一人と一匹の足元にまばゆく輝く魔法陣が現れたんだ。
「おいくそ! なんだこれ! あ、てめえ、さては早速エッチな変身バンク決めさせようとしてんだな! おいコラ止めろ! 本気で沖までぶん投げっぞ!?」
「だからその言い方やめろって! つーか、まてよちげーよ俺じゃねえ! なんだこれ、なんだこれ! なあにいこれえぇぇぇ…………」
そして一人と一匹は強烈な光の柱に飲み込まれ。もはや目も開けられぬほどの光量にギュッと目をつぶって、ただひたすらに現象が終りを迎えるのを待ち続けた。

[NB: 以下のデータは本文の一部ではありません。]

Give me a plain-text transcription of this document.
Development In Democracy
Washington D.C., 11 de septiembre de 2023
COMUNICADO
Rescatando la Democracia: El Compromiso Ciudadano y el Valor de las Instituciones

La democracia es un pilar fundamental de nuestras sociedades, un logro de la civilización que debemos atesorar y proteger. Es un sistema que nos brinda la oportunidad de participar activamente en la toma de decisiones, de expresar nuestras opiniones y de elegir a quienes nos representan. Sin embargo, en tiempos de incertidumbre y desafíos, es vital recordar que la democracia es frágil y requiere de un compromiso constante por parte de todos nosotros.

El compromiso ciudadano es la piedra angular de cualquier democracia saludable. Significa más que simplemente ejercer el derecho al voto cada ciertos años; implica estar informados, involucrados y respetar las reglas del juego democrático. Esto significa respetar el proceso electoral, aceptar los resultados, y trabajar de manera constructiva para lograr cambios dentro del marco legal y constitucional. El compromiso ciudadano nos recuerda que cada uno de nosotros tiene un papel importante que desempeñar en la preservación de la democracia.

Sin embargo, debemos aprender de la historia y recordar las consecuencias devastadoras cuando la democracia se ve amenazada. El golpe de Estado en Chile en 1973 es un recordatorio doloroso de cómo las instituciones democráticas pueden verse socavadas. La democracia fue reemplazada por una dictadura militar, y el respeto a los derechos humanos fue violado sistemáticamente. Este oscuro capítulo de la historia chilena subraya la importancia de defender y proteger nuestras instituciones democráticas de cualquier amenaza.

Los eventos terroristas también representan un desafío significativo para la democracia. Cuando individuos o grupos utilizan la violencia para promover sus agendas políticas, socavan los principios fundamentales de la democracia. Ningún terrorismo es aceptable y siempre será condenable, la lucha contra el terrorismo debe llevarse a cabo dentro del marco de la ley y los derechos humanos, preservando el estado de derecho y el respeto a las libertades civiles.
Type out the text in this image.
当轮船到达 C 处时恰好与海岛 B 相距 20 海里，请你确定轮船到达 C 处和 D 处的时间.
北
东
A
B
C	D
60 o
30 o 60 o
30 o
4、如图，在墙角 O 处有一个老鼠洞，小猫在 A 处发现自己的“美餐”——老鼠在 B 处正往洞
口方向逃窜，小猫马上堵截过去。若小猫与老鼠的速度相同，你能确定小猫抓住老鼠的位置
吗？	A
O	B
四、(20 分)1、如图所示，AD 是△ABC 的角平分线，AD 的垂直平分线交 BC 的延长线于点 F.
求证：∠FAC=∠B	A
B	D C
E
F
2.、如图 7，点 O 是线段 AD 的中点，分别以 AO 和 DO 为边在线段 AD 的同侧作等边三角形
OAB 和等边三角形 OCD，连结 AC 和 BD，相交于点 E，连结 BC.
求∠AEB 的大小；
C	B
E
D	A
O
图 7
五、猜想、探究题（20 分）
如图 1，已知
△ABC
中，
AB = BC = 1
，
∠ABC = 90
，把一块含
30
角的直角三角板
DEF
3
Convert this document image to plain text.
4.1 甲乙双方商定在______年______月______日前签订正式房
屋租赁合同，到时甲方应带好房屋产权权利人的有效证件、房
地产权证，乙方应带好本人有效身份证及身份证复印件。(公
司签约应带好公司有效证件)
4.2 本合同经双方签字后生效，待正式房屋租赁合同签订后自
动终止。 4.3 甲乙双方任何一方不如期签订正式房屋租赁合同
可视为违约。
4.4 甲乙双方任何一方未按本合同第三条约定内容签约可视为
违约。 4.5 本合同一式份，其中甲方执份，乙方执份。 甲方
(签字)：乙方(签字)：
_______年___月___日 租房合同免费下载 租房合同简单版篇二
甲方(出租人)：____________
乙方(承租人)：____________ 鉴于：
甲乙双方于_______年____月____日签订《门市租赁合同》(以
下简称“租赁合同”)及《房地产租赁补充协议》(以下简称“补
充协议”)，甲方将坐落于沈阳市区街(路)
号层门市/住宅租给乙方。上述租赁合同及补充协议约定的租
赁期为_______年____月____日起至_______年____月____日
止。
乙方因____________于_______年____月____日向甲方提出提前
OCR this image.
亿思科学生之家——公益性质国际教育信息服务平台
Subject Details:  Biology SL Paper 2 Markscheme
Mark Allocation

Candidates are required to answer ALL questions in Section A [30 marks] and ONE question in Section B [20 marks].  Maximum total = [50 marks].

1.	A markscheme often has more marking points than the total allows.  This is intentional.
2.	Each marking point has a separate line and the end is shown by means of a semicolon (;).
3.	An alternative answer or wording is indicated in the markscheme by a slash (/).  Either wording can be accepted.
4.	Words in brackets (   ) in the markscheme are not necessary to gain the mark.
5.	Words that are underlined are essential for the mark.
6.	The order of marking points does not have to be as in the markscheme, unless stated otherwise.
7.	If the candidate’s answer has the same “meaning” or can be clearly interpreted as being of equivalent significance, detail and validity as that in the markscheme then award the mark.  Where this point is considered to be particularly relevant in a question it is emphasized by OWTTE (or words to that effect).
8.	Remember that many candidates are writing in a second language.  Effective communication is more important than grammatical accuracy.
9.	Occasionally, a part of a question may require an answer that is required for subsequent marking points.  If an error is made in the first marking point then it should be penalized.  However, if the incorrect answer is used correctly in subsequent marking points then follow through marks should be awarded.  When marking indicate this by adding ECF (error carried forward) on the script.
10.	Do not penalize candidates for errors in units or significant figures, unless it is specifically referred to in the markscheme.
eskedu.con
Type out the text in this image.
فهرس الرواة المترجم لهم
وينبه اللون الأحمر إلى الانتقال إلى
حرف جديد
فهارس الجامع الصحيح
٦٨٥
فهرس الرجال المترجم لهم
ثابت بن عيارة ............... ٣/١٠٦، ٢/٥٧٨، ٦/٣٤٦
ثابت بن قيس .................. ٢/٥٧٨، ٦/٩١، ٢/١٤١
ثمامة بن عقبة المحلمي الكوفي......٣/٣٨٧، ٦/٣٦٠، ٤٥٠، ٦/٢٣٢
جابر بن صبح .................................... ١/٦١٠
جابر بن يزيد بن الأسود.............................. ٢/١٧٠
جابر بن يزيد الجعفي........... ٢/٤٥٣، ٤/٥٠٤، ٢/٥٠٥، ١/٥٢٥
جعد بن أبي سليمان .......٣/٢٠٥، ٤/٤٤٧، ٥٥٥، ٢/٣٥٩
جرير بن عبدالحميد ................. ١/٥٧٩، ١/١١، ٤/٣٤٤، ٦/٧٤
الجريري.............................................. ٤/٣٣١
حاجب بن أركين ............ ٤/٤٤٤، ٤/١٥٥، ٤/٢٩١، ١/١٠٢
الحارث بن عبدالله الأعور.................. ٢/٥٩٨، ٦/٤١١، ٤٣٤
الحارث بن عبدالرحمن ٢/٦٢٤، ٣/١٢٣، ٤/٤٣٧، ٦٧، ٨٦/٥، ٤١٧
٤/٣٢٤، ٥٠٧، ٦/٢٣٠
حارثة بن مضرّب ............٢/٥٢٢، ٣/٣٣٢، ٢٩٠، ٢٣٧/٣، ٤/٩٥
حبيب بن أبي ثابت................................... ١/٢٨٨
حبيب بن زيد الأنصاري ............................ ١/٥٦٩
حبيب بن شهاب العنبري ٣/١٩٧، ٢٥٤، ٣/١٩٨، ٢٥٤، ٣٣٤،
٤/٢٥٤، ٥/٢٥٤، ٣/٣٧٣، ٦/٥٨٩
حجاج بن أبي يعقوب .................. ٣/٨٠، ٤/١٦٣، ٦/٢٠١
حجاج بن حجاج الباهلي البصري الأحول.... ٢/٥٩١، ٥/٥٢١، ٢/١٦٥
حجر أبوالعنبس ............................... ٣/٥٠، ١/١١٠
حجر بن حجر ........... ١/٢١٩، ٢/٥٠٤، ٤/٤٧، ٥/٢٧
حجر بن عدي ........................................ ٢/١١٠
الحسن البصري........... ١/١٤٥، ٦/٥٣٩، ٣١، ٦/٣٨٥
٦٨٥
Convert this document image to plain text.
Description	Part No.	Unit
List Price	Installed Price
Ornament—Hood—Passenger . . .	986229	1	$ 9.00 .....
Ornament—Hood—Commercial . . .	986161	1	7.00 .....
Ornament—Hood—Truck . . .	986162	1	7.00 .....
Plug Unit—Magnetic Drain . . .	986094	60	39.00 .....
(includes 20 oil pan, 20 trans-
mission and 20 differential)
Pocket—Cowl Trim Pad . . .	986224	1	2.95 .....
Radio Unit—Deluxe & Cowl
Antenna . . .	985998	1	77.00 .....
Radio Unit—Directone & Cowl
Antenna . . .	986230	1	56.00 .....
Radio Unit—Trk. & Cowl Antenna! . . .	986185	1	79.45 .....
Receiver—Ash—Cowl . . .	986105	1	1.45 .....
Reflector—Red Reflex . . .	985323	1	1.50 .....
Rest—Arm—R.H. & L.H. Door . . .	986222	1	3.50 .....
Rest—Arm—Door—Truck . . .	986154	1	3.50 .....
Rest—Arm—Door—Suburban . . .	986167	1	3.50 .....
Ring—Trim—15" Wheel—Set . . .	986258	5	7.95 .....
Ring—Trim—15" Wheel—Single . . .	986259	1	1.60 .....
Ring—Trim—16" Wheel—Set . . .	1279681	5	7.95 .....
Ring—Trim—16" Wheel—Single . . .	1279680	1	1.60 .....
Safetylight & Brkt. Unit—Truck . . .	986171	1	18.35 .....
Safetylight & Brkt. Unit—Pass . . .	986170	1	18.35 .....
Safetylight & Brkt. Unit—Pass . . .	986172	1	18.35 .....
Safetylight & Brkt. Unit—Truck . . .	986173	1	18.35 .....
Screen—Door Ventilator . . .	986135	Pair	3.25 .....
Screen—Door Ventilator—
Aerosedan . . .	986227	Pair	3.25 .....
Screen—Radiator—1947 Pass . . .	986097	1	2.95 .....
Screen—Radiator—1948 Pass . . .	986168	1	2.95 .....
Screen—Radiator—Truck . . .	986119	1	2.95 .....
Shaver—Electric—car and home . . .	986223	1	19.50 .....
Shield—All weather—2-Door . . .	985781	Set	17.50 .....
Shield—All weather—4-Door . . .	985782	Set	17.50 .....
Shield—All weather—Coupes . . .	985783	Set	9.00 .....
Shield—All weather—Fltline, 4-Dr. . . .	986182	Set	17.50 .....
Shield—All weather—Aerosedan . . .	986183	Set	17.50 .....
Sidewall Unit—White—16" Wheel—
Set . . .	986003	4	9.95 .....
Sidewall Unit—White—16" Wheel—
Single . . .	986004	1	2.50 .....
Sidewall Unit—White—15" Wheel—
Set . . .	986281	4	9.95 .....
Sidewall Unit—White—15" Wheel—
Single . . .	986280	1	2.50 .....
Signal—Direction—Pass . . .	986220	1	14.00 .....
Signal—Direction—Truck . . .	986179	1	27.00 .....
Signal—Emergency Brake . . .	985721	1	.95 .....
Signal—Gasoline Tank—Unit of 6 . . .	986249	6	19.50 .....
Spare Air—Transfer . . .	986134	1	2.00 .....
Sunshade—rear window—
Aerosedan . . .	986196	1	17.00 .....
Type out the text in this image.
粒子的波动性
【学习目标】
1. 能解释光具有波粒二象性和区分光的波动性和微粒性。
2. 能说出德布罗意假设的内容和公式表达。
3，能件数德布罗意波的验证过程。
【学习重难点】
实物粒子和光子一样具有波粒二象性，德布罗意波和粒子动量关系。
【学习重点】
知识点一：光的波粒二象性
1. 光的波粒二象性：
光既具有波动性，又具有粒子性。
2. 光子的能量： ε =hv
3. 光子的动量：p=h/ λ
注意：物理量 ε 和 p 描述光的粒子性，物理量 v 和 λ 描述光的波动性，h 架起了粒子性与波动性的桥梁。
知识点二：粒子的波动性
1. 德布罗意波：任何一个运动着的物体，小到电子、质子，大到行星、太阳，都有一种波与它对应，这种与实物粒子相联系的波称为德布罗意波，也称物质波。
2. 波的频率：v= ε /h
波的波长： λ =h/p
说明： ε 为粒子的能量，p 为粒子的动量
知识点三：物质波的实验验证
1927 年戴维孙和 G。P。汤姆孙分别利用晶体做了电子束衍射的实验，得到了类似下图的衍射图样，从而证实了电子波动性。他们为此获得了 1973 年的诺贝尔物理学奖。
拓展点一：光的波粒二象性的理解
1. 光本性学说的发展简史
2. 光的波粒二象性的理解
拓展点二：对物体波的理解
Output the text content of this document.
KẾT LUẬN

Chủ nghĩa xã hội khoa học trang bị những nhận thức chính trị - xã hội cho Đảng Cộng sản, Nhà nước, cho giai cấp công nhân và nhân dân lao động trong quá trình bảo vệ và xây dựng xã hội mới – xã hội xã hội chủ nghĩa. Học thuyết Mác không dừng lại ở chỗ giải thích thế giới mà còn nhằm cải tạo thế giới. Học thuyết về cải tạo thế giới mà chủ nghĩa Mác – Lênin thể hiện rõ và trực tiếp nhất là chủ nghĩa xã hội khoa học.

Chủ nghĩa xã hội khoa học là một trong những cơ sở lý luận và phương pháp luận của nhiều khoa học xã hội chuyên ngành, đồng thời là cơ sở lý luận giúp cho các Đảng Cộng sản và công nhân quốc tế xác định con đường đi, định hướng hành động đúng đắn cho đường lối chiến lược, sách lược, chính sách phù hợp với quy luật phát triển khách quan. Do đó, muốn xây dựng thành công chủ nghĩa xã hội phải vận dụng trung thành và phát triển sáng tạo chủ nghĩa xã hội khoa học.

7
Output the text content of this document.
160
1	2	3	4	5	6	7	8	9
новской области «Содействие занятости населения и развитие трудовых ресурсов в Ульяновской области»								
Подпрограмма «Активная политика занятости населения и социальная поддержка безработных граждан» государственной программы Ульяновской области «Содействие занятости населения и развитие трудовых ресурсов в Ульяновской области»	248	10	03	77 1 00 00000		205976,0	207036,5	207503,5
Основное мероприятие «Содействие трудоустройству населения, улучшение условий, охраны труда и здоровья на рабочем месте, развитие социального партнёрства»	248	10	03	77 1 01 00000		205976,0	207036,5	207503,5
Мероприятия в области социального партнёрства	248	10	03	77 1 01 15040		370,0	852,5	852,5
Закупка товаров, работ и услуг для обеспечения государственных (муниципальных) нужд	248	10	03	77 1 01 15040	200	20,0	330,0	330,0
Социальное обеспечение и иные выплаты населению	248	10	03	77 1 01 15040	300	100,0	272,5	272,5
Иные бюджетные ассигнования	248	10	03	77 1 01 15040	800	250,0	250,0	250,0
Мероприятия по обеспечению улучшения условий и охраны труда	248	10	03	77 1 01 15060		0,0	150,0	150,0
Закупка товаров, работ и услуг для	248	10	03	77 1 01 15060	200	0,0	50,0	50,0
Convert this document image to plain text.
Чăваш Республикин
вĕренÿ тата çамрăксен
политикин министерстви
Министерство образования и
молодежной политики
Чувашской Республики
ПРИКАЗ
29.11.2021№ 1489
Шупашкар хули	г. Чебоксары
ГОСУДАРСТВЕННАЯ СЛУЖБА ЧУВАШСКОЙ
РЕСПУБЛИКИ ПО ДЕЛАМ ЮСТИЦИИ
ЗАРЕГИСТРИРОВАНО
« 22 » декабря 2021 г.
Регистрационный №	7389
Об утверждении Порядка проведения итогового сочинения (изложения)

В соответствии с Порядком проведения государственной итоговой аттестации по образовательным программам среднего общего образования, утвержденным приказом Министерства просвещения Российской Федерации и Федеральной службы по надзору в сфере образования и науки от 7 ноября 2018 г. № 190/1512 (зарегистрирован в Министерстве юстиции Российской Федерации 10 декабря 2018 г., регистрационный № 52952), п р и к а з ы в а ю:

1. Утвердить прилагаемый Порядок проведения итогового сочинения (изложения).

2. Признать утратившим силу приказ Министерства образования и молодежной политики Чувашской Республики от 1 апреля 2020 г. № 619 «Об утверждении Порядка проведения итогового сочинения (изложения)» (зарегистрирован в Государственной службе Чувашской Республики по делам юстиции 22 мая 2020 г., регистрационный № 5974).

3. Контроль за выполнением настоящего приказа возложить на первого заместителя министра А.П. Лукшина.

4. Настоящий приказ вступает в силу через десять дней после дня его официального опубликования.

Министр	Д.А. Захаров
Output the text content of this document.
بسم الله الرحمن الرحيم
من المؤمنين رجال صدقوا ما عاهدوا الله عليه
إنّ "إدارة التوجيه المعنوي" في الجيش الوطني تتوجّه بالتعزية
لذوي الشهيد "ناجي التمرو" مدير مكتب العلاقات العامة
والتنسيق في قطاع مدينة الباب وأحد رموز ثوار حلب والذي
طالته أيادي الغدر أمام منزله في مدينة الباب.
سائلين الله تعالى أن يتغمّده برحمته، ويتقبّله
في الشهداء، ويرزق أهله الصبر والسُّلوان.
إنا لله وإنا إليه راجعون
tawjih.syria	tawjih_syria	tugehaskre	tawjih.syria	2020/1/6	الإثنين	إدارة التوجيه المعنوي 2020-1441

それは数秒のような、数分のような……まあ、とにかく光が収った事を悟った俺たちはゆっくりとまぶたを開けたんだ。
俺たちの目に映ったものは冬の浜辺なんてものではなく……柔らかな春の風が頬をくすぐる見知らぬ草原だったのである……ってな感じでよお、冒頭に繋がるわけなんだが。
さて、いったいどうしてこうなってしまったのだろうねえ……。